India needs to create at least eight million jobs annually and significantly raise the share of manufacturing in GDP over the next decade if it hopes to achieve the goal of becoming a developed country by 2047, Chief Economic Advisor V Anantha Nageswaran said on Saturday.
Speaking at the Columbia India Summit 2025 in New York, Nageswaran highlighted the scale of the economic challenge ahead. “We have a vision to achieve a developed India by 2047. The biggest challenge, apart from India’s size, is that the external environment is not going to be so benign for the next 10-20 years as one might have had in the last 30 years, starting from 1990 or so.”
“But within this context — that’s a given, you can’t choose your external environment beyond a point—we have to generate 8 million jobs per year at least for the next 10 to 12 years…And raise the manufacturing share of GDP, in the context of China having achieved such a tremendous manufacturing dominance, especially post-COVID,” he added.
He warned that India’s developmental journey faces headwinds that earlier industrialised nations didn’t have to confront, including rapid advances in artificial intelligence and robotics. “India, with its size, has to navigate this huge, complex challenge, and there are no easy answers. If you look at the number of jobs we need to create, it’s about 8 million jobs a year. And Artificial Intelligence may have a big role in taking away entry-level jobs, or low IT-enabled services jobs may come under threat,” he said.
While preparing the population for an AI-dominated world is important, he said, public policy must strike a balance between labour-centric employment and tech-driven growth. “Technology at the end of the day is not just a choice to be made by technologists. It has to be made by public policymakers,” he stated.
As India marches toward the vision of ‘Viksit Bharat’ in its centennial year of independence, he said, integrating Indian businesses into global value chains and building a viable MSME sector will be crucial. “Countries that became manufacturing powerhouses did not do so without having a viable small and medium enterprise sector,” Nageswaran said.
He pointed out that India must either increase its current investment rate or better utilise existing capital amid a turbulent global backdrop. “Global capital flows are also going to be affected by ongoing conflicts between nations,” he said, stressing the importance of boosting external competitiveness.
“It is not that external trade is not going to matter. It will matter and we need to focus on that because external competitiveness is also a way to boost domestic innovation, domestic potential growth,” he said. However, he cautioned against relying too heavily on exports as a growth engine.
“We cannot expect that to contribute the way it did in the first decade, when India averaged 8 to 9 per cent GDP growth between 2003 and 2008. Every year, exports contributed 40% to GDP growth in the first decade, especially pre-crisis. In the second decade, that contribution came down to 20%, and in the third decade it might be even lower,” he explained.
He added that the solution lies in upgrading product quality, R&D investment, logistics, and last-mile connectivity. “From a policy perspective, it will make sense to assume that it will not be so easily possible to extract growth out of exports as we used to do before,” he said.

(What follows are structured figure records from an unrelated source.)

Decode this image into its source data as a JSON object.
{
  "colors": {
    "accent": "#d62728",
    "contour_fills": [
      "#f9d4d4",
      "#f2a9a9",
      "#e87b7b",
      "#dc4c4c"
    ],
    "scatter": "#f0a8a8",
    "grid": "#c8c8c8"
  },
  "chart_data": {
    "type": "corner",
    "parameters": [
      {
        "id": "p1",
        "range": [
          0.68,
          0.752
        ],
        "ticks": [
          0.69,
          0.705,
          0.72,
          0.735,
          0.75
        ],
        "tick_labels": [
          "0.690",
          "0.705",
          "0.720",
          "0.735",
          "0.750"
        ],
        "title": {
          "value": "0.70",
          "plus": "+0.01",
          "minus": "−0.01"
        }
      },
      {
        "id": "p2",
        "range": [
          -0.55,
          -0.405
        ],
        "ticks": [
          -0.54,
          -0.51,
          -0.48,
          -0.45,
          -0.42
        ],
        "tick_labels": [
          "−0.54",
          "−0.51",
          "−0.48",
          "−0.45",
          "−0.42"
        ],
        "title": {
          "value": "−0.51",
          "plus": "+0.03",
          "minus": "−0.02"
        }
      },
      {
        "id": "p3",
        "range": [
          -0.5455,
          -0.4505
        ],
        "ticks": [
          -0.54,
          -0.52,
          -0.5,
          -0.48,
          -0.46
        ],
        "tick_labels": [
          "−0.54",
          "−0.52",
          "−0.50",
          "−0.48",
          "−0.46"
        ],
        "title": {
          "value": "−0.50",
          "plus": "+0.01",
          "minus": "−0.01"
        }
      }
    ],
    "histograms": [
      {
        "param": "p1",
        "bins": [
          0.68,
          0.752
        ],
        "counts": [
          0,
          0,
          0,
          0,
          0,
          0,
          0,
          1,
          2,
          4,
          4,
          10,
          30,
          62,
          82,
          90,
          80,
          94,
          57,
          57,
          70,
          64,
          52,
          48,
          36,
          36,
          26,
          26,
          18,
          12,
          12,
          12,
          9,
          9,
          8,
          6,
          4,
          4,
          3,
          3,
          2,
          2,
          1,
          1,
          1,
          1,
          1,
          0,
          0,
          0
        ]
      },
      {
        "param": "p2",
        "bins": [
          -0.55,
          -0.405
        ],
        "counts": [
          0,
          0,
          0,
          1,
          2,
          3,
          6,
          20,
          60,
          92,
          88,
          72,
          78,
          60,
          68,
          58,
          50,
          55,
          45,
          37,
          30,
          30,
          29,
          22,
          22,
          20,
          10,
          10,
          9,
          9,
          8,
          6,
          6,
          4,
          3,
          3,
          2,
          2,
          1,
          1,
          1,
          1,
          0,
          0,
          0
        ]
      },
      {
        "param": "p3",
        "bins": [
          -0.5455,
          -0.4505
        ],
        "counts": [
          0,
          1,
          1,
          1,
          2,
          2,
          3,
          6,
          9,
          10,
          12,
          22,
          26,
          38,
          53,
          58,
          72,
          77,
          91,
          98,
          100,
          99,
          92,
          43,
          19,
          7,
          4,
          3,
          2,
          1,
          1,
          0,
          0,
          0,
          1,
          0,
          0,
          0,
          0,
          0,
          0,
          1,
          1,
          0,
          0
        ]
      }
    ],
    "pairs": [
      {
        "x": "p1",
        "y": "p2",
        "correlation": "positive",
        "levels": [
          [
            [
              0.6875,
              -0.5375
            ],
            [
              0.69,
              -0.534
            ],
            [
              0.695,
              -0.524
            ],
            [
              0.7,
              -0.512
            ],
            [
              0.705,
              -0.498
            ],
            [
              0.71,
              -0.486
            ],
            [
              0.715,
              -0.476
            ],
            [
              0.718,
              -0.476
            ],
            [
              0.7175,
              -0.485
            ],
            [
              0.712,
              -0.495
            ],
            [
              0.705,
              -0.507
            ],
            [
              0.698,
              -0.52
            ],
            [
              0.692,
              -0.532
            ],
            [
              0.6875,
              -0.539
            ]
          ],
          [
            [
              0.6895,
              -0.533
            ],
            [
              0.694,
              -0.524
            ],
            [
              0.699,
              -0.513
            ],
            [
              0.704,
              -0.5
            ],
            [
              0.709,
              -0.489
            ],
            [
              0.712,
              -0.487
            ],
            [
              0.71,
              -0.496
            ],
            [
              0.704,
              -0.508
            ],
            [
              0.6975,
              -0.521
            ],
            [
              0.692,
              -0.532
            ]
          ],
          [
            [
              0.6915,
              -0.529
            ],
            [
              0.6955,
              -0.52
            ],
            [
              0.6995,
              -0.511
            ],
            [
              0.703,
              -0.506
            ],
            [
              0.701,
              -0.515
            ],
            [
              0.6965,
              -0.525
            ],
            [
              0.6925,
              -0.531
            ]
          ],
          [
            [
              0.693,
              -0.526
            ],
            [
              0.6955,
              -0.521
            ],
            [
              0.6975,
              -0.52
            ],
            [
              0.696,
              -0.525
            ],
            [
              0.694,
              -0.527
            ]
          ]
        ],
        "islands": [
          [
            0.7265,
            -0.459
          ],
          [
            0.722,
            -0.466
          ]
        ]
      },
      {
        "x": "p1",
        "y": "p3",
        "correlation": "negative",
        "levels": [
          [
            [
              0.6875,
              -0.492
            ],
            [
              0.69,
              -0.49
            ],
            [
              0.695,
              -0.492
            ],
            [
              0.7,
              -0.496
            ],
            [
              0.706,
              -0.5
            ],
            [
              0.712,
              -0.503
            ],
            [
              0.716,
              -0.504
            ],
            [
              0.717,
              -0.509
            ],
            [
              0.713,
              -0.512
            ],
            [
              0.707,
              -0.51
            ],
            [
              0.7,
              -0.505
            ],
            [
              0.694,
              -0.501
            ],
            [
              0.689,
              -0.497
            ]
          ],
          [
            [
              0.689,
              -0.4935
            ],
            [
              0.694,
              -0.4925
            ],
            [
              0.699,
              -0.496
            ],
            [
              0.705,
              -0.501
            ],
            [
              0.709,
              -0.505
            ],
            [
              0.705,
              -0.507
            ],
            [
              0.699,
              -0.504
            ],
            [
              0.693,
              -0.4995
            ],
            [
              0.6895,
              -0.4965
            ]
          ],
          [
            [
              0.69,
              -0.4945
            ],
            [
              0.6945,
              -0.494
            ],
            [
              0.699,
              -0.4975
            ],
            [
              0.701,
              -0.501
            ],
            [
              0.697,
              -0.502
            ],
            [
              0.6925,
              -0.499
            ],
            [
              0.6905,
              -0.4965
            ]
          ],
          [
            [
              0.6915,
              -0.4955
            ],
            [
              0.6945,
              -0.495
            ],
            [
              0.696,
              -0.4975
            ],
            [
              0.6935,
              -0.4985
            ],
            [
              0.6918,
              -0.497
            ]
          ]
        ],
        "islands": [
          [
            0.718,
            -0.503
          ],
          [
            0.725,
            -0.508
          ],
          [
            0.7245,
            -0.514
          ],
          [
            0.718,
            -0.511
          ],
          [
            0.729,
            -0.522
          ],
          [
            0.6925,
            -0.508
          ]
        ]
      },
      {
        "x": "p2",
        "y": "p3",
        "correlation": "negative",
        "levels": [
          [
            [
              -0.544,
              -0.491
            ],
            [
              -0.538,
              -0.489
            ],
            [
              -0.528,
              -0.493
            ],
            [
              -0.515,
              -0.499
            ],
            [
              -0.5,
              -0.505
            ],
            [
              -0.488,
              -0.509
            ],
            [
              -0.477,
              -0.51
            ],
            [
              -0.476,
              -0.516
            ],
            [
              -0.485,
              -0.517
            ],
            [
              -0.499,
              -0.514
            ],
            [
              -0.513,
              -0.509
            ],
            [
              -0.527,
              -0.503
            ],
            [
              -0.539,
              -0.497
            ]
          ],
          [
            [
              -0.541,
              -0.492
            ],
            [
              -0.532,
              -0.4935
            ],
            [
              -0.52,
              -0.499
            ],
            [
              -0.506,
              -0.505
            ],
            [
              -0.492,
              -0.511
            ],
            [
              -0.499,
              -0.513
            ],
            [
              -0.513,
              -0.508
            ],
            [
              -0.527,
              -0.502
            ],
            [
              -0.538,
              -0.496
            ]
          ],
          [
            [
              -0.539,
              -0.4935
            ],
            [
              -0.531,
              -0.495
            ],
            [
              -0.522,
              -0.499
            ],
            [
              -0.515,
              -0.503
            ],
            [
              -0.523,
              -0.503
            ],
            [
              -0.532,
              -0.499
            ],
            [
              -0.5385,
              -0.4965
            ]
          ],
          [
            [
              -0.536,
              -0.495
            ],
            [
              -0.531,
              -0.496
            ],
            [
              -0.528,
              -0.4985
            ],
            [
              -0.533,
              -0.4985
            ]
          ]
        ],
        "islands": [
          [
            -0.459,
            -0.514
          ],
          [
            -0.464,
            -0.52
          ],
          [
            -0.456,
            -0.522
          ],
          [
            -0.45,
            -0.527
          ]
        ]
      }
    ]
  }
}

In the post-COVID period, India’s growth has averaged more than 8%, but Nageswaran acknowledged that maintaining such momentum will be difficult. “Obviously, in the current environment, sustaining an 8% growth rate is going to be a very tall order. But if we can maintain growth rates of even 6.5 per cent on a sustainable basis over the next decade or two and look to opportunistically increase it to over 7 per cent by focusing on domestic deregulation, that will be the way to go,” he said.